23r4b8\c56r9 => –23r9c7
r46c7=23, r5c89=14, r5c4=2, no value left in r9c4


Therefore, we are left with 67 and 69.
We can fill in 6r7c1, 6r6c4, 4r4c6, 3r8c3. 12r78c2 eliminate other 12c2.
This reduces the skfr to 9.0 (7.3 if we use uniqueness to obtain the base pair).

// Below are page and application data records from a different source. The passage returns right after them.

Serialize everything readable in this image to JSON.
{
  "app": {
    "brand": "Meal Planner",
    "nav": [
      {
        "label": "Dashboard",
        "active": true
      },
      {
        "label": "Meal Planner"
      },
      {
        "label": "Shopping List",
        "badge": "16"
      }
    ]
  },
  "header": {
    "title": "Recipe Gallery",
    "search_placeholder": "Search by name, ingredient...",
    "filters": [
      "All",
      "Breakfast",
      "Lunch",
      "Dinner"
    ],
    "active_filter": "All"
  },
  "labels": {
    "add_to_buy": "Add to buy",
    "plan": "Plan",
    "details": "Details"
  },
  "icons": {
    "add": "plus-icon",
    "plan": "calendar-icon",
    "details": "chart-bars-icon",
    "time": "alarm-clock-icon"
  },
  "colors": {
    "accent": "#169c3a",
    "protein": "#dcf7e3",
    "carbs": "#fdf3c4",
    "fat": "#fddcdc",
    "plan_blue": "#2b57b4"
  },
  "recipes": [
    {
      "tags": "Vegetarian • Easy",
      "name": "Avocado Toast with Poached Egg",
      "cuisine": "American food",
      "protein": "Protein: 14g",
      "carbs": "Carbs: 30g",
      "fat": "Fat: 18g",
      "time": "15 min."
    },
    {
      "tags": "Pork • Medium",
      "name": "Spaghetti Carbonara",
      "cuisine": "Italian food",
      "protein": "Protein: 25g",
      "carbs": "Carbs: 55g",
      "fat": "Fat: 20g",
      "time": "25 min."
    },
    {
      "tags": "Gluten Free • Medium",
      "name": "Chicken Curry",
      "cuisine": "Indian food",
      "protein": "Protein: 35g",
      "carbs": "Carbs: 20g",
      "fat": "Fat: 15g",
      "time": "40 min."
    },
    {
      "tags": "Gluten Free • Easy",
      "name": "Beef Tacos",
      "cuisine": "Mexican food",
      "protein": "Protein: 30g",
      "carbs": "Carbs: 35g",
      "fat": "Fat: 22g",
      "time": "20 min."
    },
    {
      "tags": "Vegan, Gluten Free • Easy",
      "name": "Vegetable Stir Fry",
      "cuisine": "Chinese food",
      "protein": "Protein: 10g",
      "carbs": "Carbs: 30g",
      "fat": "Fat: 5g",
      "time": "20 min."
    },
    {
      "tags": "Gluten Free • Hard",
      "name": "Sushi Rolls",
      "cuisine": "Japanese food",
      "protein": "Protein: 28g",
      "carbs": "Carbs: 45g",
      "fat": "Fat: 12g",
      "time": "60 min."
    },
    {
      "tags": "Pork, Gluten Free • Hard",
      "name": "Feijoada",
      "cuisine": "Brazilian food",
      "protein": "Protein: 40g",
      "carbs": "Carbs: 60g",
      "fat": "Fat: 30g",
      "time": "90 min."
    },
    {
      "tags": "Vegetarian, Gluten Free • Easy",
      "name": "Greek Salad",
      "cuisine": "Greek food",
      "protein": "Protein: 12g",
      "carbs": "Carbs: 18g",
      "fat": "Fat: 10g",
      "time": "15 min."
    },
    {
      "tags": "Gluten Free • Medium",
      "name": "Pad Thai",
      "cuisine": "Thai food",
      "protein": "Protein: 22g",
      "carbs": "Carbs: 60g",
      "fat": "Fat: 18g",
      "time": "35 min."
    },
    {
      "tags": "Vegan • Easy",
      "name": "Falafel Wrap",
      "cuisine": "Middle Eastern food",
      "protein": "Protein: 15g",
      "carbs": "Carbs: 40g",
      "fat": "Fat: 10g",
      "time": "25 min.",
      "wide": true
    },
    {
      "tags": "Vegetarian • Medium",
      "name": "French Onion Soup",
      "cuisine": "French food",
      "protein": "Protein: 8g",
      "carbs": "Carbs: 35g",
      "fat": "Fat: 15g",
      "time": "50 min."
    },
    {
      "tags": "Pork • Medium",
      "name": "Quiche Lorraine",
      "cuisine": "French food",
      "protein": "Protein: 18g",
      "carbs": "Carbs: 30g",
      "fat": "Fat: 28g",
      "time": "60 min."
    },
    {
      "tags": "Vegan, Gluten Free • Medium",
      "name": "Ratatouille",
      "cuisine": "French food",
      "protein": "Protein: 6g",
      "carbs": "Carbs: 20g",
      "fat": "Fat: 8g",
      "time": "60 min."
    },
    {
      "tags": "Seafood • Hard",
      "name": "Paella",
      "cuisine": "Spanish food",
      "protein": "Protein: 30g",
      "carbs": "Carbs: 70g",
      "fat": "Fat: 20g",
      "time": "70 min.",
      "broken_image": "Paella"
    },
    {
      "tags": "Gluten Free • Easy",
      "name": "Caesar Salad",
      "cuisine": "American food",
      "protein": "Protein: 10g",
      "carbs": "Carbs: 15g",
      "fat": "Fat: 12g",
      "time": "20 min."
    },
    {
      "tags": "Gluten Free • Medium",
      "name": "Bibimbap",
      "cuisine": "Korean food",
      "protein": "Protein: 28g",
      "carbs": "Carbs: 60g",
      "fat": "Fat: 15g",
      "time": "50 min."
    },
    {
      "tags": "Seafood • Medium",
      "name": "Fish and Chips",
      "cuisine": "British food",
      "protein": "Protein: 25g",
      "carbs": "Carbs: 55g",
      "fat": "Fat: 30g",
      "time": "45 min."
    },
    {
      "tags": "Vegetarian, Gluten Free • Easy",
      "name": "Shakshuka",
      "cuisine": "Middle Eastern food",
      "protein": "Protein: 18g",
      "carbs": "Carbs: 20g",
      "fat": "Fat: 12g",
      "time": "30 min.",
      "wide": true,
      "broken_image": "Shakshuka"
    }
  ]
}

The 67 case takes a bit longer to break.
singles 4679b4578, r4c2, r4c5, r5c4, r9c4, r5c9, r7c9, r6c9, r7c8, 7b6

Code: Select all

,---------------,-----------------,----------------,
| 358  4589  67 | 49  568   578   | 679  1     2   |
| 158  4589  67 | 49  1568  2–1578| 679  5689  3   |
| 158  589   2  | 3   1568  7–158 | 4    5689  689 |
:---------------+-----------------+----------------:
| 7    3     1  | 8   2     4     | 69   69    5   |
| 25   6     9  | 1   7    *35    | 8   *23    4   |
| 258  58    4  | 6  *35    9     |*23   7     1   |
:---------------+-----------------+----------------:
| 6    12    8  | 5   9    *13    |*123  4     7   |
| 9    12    3  | 7   4     18    | 5    268   68  |
| 4    7     5  | 2  *38–1  6     | 1–3 *389   89  |
'---------------'-----------------'----------------'

singles 7r3, 2c6; 1c6\b8; single 1r9
3b5689 forms an impossible pattern


We are left with the 69 case.
9r4c2, 9r9c4, 7r7c6, 7r6c3, stte

[champagne]

Hi"marek stefanik"

Late reaction to your path

=== alternative rank 0 logic.
Your 18/truths // 18 links equivalent to the MSLS is not a surprise.
For me, with the help of a computer, it’s not harder to find that the MSLS but David and other players find the MSLS easier to spot using only the given.

== uniqueness restriction

I tested the eliminations coming with a multi floors analysis for the digits 4679
I got 28 eliminations including the rank0 logic and the basic eliminations of the Exocet logic.
But the 6 is still there in base and targets. The clearing of the ‘6’ uses the “abi” loop based on a UR threat.

For most of the exocets with 3 digits that I have seen, this is a key point to finish with a “nearly solved” puzzle.
You wanted a path without uniqueness, it would be much easier using the basic UR threat.